We may speak of visual Sensation, then, as a limited power of translating light. And what relation does visual Perception bear to this Power? Probably the simplest way of expressing it, is to say that it is neither more nor less than the translation of a translation. The mind thus construes to itself what the visual sense is every moment busied with expressing in its own special language—the interpretation of movement, into colour, light and shadow. And from these data—these colours, lights and shadows, the mind draws its own inferences.
Now these inferences thus drawn from preceding Sense inferences,—limited in range, as we have seen, and defective in analytic power;—these inferences, such as they are, constitute the boasted certainty of eyesight; and of all things apprehended by its means,—all
—quæ sunt oculis subjecta fidelibus et quæ
Ipse sibi tradit spectator.
It needs but a statement of the mode in which our final mind-interpretations are constructed,—of these translated translations,—obscure in grammar and imperfect in vocabulary—to prove how very difficult is the position of the Realist. In view of this Empire of the Unknowable proclaimed by Science over the surest of our perceiving powers, the firmest foundations of our experimental knowledge, Helmholtz suggests that his reader "may feel determined to stick fast to the 'sound common sense' of mankind, and believe his own senses more than physiology." (p. 270.)
And such, no doubt, is the conclusion of the matter to the greater part of mankind. But we will in the first place prefer hearing the last word of the physiologist. From page 270 to page 313 of his work, he argues out the great question of how we perceive under the full impression of its vast importance to psychology, metaphysics, and the first principles upon which all science and all reasonings repose. "We have," he says (p. 281), "already learned enough to see that the questions which have here to be decided are of fundamental importance, not only for the physiology of sight, but for a correct understanding of the true nature and limits of human knowledge generally."
The Physiologist's last word is this—Sense impressions are signs, the meaning of which we learn inductively by a process of self education. "Illusions obviously depend upon mental processes which may be described as false inductions.... There appears to me to be in reality only a superficial difference between the 'conclusions' of logicians and those inductive conclusions of which we recognise the result in the conceptions we gain of the outer world through our sensations. The difference chiefly depends upon the former conclusions being capable of expression in words, while the latter are not; because, instead of words, they only deal with sensations and the memory of sensations. Indeed, it is just the impossibility of describing sensations, whether actual or remembered, in words, which makes it so difficult to discuss this department of psychology at all." (pp. 307, 8.) And again (p. 314), "There is a most striking analogy between the entire range of processes which we have been discussing, and another System of Signs, which is not given by nature but arbitrarily chosen, and which must undoubtedly be learned before it is understood. I mean the words of our mother tongue.

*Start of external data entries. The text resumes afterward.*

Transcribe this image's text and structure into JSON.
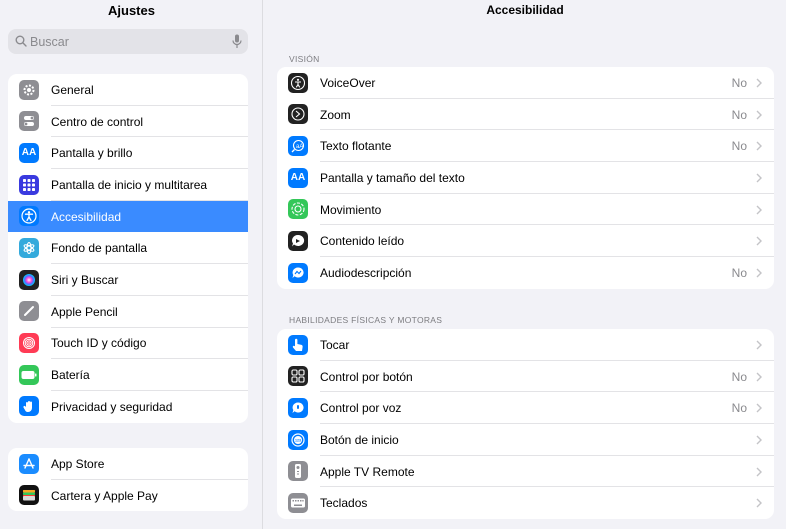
{
  "sidebar": {
    "title": "Ajustes",
    "search_placeholder": "Buscar",
    "items": [
      {
        "label": "General",
        "icon": "gear-icon",
        "color": "#8e8e93"
      },
      {
        "label": "Centro de control",
        "icon": "toggles-icon",
        "color": "#8e8e93"
      },
      {
        "label": "Pantalla y brillo",
        "icon": "text-size-icon",
        "color": "#007aff"
      },
      {
        "label": "Pantalla de inicio y multitarea",
        "icon": "grid-icon",
        "color": "#3a3adf"
      },
      {
        "label": "Accesibilidad",
        "icon": "accessibility-icon",
        "color": "#007aff"
      },
      {
        "label": "Fondo de pantalla",
        "icon": "flower-icon",
        "color": "#34aadc"
      },
      {
        "label": "Siri y Buscar",
        "icon": "siri-icon",
        "color": "#222222"
      },
      {
        "label": "Apple Pencil",
        "icon": "pencil-icon",
        "color": "#8e8e93"
      },
      {
        "label": "Touch ID y código",
        "icon": "fingerprint-icon",
        "color": "#ff3b55"
      },
      {
        "label": "Batería",
        "icon": "battery-icon",
        "color": "#34c759"
      },
      {
        "label": "Privacidad y seguridad",
        "icon": "hand-icon",
        "color": "#007aff"
      }
    ],
    "items2": [
      {
        "label": "App Store",
        "icon": "app-store-icon",
        "color": "#1a8cff"
      },
      {
        "label": "Cartera y Apple Pay",
        "icon": "wallet-icon",
        "color": "#111111"
      }
    ]
  },
  "main": {
    "title": "Accesibilidad",
    "sections": [
      {
        "header": "VISIÓN",
        "rows": [
          {
            "label": "VoiceOver",
            "value": "No",
            "icon": "voiceover-icon",
            "color": "#222222"
          },
          {
            "label": "Zoom",
            "value": "No",
            "icon": "zoom-icon",
            "color": "#222222"
          },
          {
            "label": "Texto flotante",
            "value": "No",
            "icon": "hover-text-icon",
            "color": "#007aff"
          },
          {
            "label": "Pantalla y tamaño del texto",
            "value": "",
            "icon": "text-size-icon",
            "color": "#007aff"
          },
          {
            "label": "Movimiento",
            "value": "",
            "icon": "motion-icon",
            "color": "#34c759"
          },
          {
            "label": "Contenido leído",
            "value": "",
            "icon": "spoken-content-icon",
            "color": "#222222"
          },
          {
            "label": "Audiodescripción",
            "value": "No",
            "icon": "audio-description-icon",
            "color": "#007aff"
          }
        ]
      },
      {
        "header": "HABILIDADES FÍSICAS Y MOTORAS",
        "rows": [
          {
            "label": "Tocar",
            "value": "",
            "icon": "touch-icon",
            "color": "#007aff"
          },
          {
            "label": "Control por botón",
            "value": "No",
            "icon": "switch-control-icon",
            "color": "#222222"
          },
          {
            "label": "Control por voz",
            "value": "No",
            "icon": "voice-control-icon",
            "color": "#007aff"
          },
          {
            "label": "Botón de inicio",
            "value": "",
            "icon": "home-button-icon",
            "color": "#007aff"
          },
          {
            "label": "Apple TV Remote",
            "value": "",
            "icon": "remote-icon",
            "color": "#8e8e93"
          },
          {
            "label": "Teclados",
            "value": "",
            "icon": "keyboard-icon",
            "color": "#8e8e93"
          }
        ]
      }
    ]
  }
}
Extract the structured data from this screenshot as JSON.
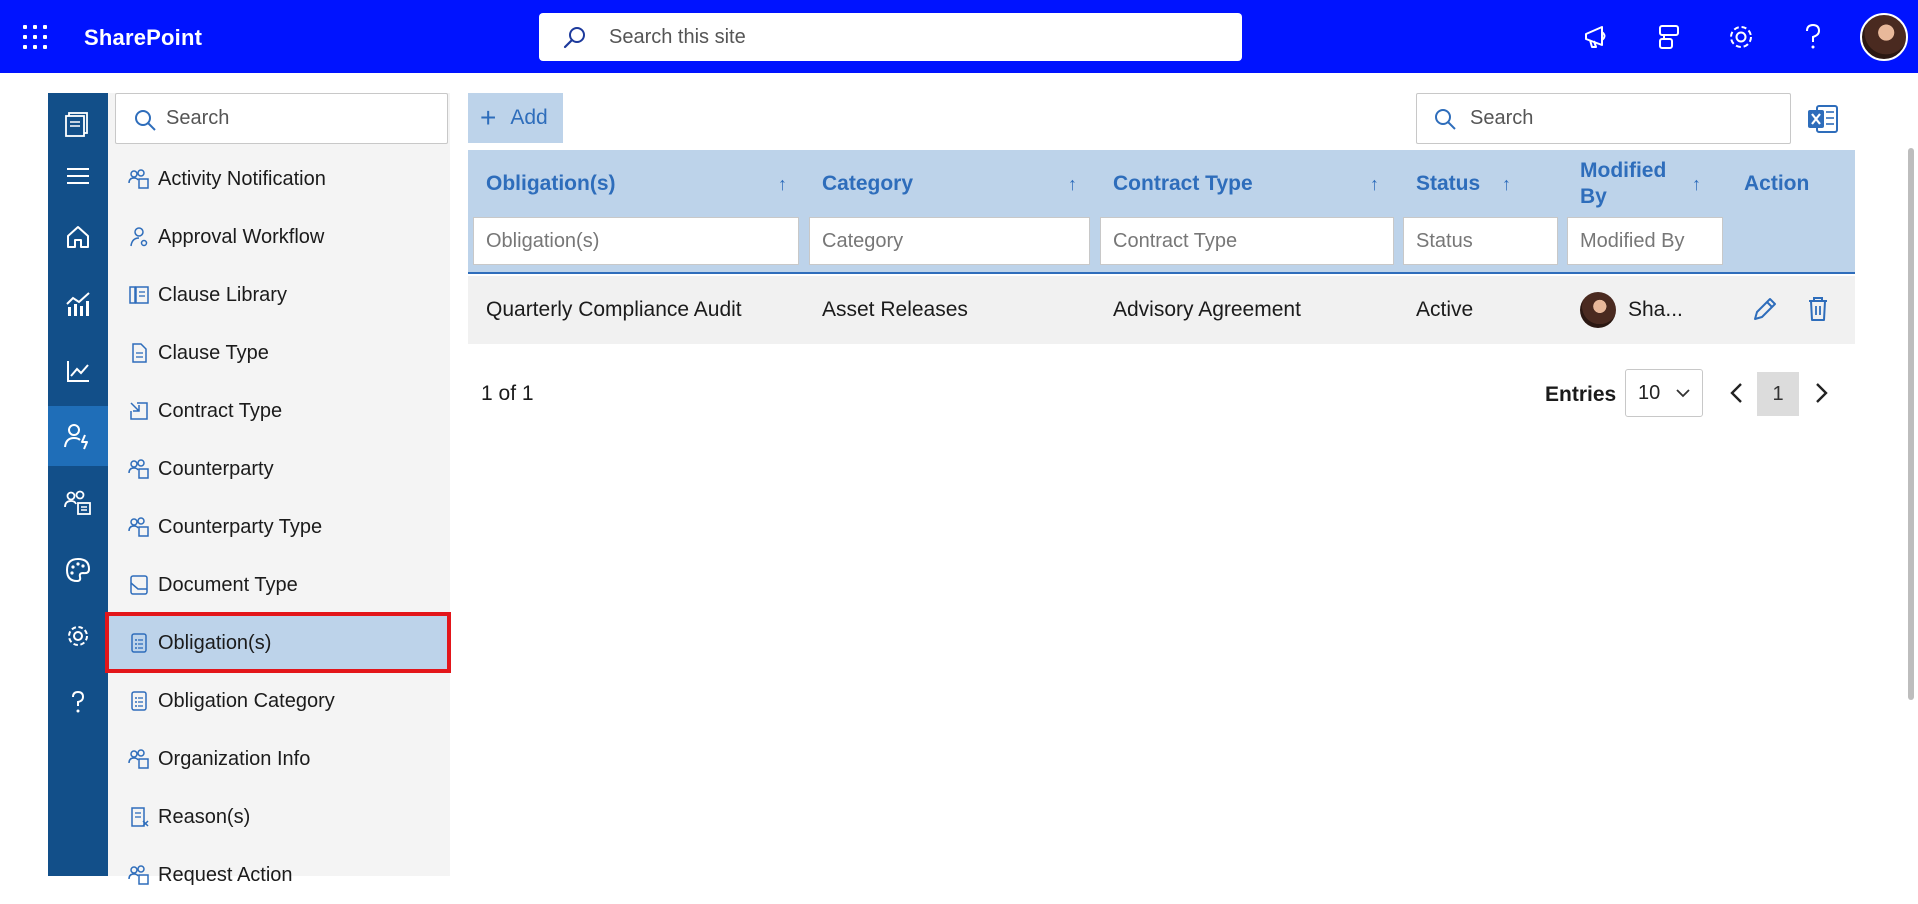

"Learning how to speak is obviously a much more difficult task than acquiring a foreign language in after-life. First, the child has to guess that the sounds it hears are intended to be signs at all; next, the meaning of each separate sound must be found out, by the same kind of induction as the meaning of the sensations of sight or touch; and yet we see children by the end of their first year already understanding certain words and phrases, even if they are not yet able to repeat them. We may sometimes observe the same in dogs.
"Now this connection between Names and Objects, which demonstrably must be learnt, becomes just as firm and indestructible as that between Sensations and the Objects which produce them. We cannot help thinking of the usual signification of a word, even when it is used exceptionally in some other sense; we cannot help feeling the mental emotions which a fictitious narrative calls forth, even when we know that it is not true; just in the same way as we cannot get rid of the normal signification of the sensations produced by any illusion of the senses, even when we know that they are not real.